Long range contacts in the Antennapedia locus of flies. Micro-C refers to the crosslinking and sequencing method that maps long-range DNA contacts mediated by proteins. Pyramids in the top diagram map binary location-to-location contacts. Local contacts generally predominate over distant ones, but a few distant connections are visible, such as between the ends of the ftz gene. TAD stands for topologically associating domain, mapping out the connections seen above between pink sites. This line also lists the genes residing in each zone (Deformed, micro RNA 10, Sex combs reduced, fushi terazu, and Antennapedia promoters P1 and P2).
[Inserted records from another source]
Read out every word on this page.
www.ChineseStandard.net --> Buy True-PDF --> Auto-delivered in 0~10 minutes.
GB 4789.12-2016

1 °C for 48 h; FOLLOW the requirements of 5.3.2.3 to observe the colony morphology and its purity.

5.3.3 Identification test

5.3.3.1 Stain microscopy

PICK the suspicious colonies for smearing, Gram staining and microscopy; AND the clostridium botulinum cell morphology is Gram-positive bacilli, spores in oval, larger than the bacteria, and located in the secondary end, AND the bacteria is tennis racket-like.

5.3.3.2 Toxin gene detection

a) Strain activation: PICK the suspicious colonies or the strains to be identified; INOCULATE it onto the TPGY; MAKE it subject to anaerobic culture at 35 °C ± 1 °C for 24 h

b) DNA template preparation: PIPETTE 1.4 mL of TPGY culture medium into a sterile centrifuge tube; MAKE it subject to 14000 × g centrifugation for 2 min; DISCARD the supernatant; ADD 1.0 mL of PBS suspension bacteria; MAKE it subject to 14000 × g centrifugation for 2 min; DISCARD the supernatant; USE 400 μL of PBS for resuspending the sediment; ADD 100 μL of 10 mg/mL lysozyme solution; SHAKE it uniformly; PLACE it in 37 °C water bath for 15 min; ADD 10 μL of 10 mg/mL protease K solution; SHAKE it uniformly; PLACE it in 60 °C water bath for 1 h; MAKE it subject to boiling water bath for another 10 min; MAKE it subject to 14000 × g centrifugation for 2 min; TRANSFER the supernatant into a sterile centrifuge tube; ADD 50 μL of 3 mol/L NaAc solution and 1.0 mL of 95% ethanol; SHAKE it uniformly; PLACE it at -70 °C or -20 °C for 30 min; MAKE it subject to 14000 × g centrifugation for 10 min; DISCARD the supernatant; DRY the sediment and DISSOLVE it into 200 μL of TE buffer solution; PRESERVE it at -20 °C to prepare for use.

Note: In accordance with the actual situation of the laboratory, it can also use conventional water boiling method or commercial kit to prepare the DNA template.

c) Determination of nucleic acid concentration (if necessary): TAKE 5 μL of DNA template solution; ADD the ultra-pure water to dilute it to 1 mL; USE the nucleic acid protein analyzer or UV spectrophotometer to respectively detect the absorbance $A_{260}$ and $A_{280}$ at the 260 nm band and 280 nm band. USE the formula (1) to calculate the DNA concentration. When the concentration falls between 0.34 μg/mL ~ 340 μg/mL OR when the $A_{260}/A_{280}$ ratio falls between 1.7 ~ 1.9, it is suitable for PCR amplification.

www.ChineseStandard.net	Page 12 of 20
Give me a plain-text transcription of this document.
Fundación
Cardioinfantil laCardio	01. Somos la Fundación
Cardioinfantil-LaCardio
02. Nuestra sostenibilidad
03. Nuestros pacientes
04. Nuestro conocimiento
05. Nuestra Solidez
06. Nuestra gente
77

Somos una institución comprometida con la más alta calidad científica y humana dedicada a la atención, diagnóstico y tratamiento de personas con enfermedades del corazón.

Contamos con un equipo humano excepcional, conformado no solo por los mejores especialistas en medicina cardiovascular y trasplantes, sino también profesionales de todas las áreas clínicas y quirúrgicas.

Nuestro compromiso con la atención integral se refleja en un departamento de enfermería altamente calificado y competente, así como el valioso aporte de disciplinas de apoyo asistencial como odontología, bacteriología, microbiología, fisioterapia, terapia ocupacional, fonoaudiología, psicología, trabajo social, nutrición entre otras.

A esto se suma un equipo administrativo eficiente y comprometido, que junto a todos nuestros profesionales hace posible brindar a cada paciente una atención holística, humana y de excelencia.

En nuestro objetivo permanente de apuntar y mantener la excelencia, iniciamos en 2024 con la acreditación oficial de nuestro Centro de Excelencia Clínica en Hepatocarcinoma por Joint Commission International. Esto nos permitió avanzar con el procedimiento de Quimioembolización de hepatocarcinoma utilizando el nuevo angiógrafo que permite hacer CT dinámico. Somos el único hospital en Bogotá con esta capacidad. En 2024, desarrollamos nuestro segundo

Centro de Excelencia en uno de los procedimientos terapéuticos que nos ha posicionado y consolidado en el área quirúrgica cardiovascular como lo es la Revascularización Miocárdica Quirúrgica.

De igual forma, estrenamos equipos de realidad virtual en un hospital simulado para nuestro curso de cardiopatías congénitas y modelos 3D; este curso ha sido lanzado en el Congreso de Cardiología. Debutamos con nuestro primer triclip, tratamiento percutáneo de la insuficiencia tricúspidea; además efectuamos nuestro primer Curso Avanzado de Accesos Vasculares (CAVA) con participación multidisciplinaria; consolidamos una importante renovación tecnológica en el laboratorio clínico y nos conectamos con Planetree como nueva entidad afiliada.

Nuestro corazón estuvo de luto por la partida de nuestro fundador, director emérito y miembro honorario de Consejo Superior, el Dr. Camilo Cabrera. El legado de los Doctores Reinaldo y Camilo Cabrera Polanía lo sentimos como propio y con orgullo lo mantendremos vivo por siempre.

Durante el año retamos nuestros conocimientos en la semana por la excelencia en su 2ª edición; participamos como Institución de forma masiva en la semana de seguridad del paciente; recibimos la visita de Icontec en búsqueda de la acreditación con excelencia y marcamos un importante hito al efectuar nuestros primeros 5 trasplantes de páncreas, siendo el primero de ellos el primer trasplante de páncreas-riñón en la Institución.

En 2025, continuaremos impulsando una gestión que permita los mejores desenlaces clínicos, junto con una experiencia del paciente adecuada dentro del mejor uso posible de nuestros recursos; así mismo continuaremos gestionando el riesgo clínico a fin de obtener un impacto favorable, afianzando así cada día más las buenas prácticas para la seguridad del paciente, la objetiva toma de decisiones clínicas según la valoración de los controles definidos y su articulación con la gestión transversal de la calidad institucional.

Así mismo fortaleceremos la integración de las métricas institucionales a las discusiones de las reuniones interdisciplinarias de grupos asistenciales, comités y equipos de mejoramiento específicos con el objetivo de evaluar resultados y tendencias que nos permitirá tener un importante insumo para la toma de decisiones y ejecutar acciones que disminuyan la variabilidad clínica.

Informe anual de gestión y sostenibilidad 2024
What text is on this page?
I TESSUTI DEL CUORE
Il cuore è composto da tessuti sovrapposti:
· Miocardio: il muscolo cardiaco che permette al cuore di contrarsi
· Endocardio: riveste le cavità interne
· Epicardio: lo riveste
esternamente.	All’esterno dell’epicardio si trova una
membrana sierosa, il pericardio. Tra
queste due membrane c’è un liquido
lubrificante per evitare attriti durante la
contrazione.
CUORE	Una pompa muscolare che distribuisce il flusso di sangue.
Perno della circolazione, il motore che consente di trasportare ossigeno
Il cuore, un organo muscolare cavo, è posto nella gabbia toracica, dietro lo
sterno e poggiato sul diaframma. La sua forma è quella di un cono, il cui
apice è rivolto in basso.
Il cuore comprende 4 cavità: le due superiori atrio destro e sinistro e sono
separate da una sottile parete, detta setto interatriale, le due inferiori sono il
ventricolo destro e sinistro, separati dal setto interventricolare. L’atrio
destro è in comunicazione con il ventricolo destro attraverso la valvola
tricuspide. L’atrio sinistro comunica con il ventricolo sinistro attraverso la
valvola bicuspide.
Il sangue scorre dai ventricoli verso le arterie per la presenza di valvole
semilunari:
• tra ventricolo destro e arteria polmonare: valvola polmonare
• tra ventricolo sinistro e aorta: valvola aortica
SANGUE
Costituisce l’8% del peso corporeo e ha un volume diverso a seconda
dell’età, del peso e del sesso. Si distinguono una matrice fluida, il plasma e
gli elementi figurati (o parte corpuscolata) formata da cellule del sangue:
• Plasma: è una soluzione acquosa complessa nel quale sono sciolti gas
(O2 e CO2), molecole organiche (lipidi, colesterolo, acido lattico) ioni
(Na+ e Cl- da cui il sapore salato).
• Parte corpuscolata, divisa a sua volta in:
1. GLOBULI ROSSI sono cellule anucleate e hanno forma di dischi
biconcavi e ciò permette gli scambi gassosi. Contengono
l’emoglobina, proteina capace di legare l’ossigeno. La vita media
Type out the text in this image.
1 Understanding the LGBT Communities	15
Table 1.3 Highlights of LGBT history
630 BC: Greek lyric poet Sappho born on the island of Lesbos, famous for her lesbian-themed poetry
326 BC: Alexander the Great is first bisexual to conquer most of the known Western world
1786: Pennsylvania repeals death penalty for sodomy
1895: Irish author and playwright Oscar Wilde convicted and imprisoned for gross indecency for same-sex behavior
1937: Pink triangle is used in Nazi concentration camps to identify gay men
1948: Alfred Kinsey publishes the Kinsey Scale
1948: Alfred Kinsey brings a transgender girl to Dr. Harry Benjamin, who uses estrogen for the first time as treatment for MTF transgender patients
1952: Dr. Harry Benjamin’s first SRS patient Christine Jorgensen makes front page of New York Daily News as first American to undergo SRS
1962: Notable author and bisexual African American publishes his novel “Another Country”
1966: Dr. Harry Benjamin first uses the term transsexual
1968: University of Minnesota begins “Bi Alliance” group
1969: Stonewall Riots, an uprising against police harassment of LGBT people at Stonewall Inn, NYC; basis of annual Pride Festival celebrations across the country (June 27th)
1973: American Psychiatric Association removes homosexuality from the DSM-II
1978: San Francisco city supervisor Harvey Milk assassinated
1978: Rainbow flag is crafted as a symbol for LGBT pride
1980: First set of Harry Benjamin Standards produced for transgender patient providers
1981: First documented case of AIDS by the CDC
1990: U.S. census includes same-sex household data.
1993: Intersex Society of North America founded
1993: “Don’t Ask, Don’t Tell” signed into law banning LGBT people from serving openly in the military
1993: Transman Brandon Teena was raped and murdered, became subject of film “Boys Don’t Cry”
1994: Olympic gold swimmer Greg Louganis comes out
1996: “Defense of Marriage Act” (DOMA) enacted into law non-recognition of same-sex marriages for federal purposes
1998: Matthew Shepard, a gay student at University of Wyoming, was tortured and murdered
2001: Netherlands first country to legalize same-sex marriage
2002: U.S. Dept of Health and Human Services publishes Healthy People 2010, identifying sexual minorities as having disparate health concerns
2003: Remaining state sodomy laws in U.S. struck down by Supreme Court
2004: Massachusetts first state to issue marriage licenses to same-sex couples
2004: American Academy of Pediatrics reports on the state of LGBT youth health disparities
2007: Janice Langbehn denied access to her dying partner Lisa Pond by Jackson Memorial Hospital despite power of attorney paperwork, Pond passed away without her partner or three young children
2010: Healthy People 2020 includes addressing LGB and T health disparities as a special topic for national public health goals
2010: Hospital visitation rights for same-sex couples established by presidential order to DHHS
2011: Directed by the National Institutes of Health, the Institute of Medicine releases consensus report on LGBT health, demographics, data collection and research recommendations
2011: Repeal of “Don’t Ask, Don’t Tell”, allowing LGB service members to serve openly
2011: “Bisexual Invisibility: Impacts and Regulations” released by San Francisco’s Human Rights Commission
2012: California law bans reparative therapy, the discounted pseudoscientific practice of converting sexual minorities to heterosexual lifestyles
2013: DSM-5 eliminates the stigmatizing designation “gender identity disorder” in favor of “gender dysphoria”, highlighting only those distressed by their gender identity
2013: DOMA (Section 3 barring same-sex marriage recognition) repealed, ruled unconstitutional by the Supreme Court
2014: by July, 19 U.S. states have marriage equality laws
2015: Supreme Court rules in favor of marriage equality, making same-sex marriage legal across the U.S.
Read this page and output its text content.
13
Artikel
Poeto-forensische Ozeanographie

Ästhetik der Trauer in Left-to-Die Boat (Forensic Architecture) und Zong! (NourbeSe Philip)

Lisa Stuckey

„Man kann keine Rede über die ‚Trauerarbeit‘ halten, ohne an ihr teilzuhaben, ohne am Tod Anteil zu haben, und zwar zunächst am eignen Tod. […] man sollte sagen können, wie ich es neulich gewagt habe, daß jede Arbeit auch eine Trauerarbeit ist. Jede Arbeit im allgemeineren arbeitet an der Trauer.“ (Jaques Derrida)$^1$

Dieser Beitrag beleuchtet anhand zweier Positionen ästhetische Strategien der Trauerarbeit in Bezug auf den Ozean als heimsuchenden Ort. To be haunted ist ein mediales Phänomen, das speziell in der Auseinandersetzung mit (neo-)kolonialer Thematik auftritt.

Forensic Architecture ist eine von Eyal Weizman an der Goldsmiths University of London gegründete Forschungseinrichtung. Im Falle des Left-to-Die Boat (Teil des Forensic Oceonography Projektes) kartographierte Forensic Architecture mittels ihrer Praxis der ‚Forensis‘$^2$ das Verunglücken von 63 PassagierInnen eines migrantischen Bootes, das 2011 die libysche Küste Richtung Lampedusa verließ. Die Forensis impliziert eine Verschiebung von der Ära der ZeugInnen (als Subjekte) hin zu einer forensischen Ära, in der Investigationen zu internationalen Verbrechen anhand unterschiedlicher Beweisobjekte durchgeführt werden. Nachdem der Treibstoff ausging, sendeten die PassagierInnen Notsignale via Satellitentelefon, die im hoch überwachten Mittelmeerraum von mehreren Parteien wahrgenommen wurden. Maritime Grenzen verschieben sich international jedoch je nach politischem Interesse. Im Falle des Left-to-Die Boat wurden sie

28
The contacts track shows where the authors map specific sites where organizing factors (including Trl (trithorax-like) and CP190 (centrosomal protein of 190 kDa)) bind. The overall idea is that there are two kinds of contacts, boundaries and tethers. Boundaries insulate one region from the next, preventing regulatory spill-over to the wrong gene. Tethers serve as pro-regulatory staging points, helping enhancers contact their proper promoter targets, even though the tether complex does not itself promote RNA transcription.

Insulator elements have been recognized for some time. These are locations that seem to block regulatory interactions across them, thus defining, between two such sites, a topologically associated domain, (TAD). How they work is not entirely clear, but they may stitch themselves to the nuclear membrane. They are thought to interact with a DNA pump called cohesin to extrude a loop of DNA between two insulator sites, thereby keeping that DNA clear of other interactions, at least temporarily, and locally clumped. The authors claim to find a new element called a distal tethering element (DTE), which works like an enhancer in promoting interaction between distant activating regulatory sites and genes, but doesn't actually activate. They just structure the region so that when a signal comes, the gene is ready to be activated efficiently. 

One theory of how insulator elements work. The insulator sites "CTCF motif" are marked on the DNA with dark blue arrow heads. They control the boundaries of action by the protein complex cohesin, which forms dimeric doughnuts around DNA and can pump DNA. Cohesins are central to the mechanisms of meiosis and mitosis. The net effect is to produce a segregated region of DNA as portrayed at the bottom, which should have a much higher rate of local interactions (as seen in the Micro-C method) than distant interactions.

At the largest scale, these authors claim that there are, in the whole fly genome and at this particular (early) point in development, 2034 insulator locations (TADs) and 620 tethering elements (TEs or DTEs). They show that DTEs in the locus they study closely play an active role in turning the nearby genes on at early times in development, and in directing activation from enhancers near the DTE, rather than ones farther away. What binds to the DTEs? So-called "pioneer" regulatory factors(such as Zelda) that have the power to make way through nucleosomes and other chromatin proteins to bind their target DNA. The authors say that these tether sites, once set up, are then stable on a permanent basis, through all developmental stages, even though the genes they assist may only be active transiently. 

The "poised" nature of some genes had been observed long ago, so it is not entirely surprising to see this mechanism get fleshed out a little, as a structural connection that is made between genes and their regulatory sites in advance of the actual activator proteins arriving at the associated enhancers and turning them on.

 

Final model: the normal case around the Antennapedia locus is shown at top, with insulator sites shown in pink, and tethering sites shown in teal. If one of the tethering elements is removed (middle), then the enhancer EE has less effect on the gene Scr, whose expression is reduced. If an insulator is removed (bottom), the re-organized domain allows the ftz gene's regulators, including the enhancer AE1, to affect Scr expression, altering its timing and location of expression.